Come
molti sanno, la coltivazione della vite era molto diffusa in tutta la
Lombardia e anche nella nostra zona fino alla metà '800, quando i
filari di viti circondavano e delimitavano, insieme alle rogge, i campi
coltivati.
Poi, alla fine del secolo, anche a causa della fillossera (insetto parassita), il patrimonio
viticolo venne in gran parte distrutto e, almeno in questa zona, che si
andò specializzando in altre produzioni, non si riprese più.
Una testimonianza di quel periodo è rimasta però nel termine vigna, che, ancora oggi, indica il campo coltivato.
Per quanto riguarda quindi il periodo preso in considerazione da questa
ricerca, ovvero quello che va dai primi anni del '900 fino al secondo
dopoguerra, la produzione di vino era molto diminuita, la qualità più
diffusa era il clintòn, di origine veneta, da cui il nome Clinto, usato
per indicare il vino che se ne ricavava.
Il Clinto era una qualità che resisteva qui da noi e ce l'avevano giù
tutti i paesani... a quel tempo là finché c'era il Clinto bevevano un
po' di vino, ma poi andavano al Circolo, magari il pomeriggio della
festa e bevevano un quarto [di vino migliore]... ma se i soldi non
c'erano... (Gianni, 1926, Robecco sul Naviglio)
A casa mia [non si faceva il vino] perché non eravamo agricoltori
grossi. Il vino lo chiamavano bruschétt […] perché era brusco.
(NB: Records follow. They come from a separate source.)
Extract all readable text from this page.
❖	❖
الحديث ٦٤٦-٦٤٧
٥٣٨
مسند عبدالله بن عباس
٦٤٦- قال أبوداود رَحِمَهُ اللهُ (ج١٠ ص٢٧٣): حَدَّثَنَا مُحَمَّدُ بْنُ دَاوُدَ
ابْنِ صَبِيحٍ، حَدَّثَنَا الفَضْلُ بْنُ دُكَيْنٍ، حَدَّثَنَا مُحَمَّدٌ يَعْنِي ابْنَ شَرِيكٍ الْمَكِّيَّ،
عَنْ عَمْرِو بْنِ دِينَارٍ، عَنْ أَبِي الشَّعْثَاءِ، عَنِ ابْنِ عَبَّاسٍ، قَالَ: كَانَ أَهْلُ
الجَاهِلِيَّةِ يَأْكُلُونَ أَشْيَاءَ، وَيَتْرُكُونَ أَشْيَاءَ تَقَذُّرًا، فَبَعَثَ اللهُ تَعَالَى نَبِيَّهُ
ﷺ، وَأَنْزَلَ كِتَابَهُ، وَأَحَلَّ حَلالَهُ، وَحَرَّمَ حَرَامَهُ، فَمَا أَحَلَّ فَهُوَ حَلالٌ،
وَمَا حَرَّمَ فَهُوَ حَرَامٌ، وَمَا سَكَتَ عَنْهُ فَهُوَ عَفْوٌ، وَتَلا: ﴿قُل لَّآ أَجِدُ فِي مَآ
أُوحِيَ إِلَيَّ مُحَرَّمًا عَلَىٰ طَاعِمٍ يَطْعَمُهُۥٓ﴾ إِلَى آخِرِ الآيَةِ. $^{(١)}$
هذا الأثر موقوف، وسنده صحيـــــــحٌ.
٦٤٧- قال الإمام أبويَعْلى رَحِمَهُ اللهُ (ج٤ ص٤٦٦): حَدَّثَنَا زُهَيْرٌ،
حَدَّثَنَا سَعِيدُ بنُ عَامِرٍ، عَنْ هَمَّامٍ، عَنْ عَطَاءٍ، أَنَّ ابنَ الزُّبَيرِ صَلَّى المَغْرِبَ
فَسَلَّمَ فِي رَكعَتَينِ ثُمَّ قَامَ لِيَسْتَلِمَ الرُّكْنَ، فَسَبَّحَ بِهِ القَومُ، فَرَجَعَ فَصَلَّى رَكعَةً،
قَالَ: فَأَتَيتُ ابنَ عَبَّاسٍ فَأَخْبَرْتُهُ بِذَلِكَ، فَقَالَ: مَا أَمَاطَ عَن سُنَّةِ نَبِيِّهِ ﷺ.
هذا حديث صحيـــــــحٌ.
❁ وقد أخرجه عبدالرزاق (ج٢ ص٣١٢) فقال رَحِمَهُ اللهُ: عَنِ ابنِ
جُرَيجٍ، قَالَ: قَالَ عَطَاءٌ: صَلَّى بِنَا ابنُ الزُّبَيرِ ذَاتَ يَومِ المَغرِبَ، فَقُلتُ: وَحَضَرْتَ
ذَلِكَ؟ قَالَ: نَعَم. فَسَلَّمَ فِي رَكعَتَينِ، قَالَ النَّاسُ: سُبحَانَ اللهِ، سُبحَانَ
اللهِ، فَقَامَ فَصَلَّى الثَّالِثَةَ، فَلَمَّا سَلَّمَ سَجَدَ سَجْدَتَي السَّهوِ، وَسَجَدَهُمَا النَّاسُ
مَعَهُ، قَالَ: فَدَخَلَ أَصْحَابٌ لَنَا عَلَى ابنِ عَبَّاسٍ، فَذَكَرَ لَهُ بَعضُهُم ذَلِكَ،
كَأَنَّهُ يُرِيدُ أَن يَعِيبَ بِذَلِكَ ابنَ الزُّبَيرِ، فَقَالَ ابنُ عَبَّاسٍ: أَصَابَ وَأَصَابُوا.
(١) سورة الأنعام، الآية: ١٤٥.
Avevamo
due qualità d'uva, l'ugascia e l'ughéta, l'ughéta era quella da
schiacciare, ma noi non la schiacciavamo, la mangiavamo che era ancora
rosa! (Eugenia, 1926, S. Stefano Ticino)
Anche se di qualità non certo eccelsa questo “bene” veniva però
conservato, dalle famiglie che lo producevano, da un anno all'altro e
bevuto con parsimonia.
L'uva si raccoglie a settembre, ottobre... poi viene lasciato almeno
cinquanta giorni che fa il deposito, dopo bisogna mondarlo, pulirlo e
quindi la damigiana si travasa in un'altra e si lascia dentro il fondo
[…] dopo almeno un'altra volta prima di imbottigliarlo bisogna
travasarlo […] si imbottiglia con la luna di Pasqua.
Quando era pulito lo mettevano nelle damigiane... noi non è che lo
travasavamo nelle bottiglie, stava nella damigiana e noi andavamo là
con una caldarina, una tòla da due o tre litri, e lo tiravamo fuori con
la canna, e la damigiana la lasciavamo lì. Ma era un male, perché
invece [se lo imbottigliavamo] perdeva un po' di acidità. Ma prima era
così, non si stava troppo a guardare.
Però quando era finita la damigiana, non si iniziava subito l'altra,
magari si stava una settimana senza, perché dopo non era abbastanza per
tutto l'anno […] e poi finché non era vuota, a mezzogiorno e alla sera
quando si mangiava [si beveva] e se veniva qualcuno si offriva.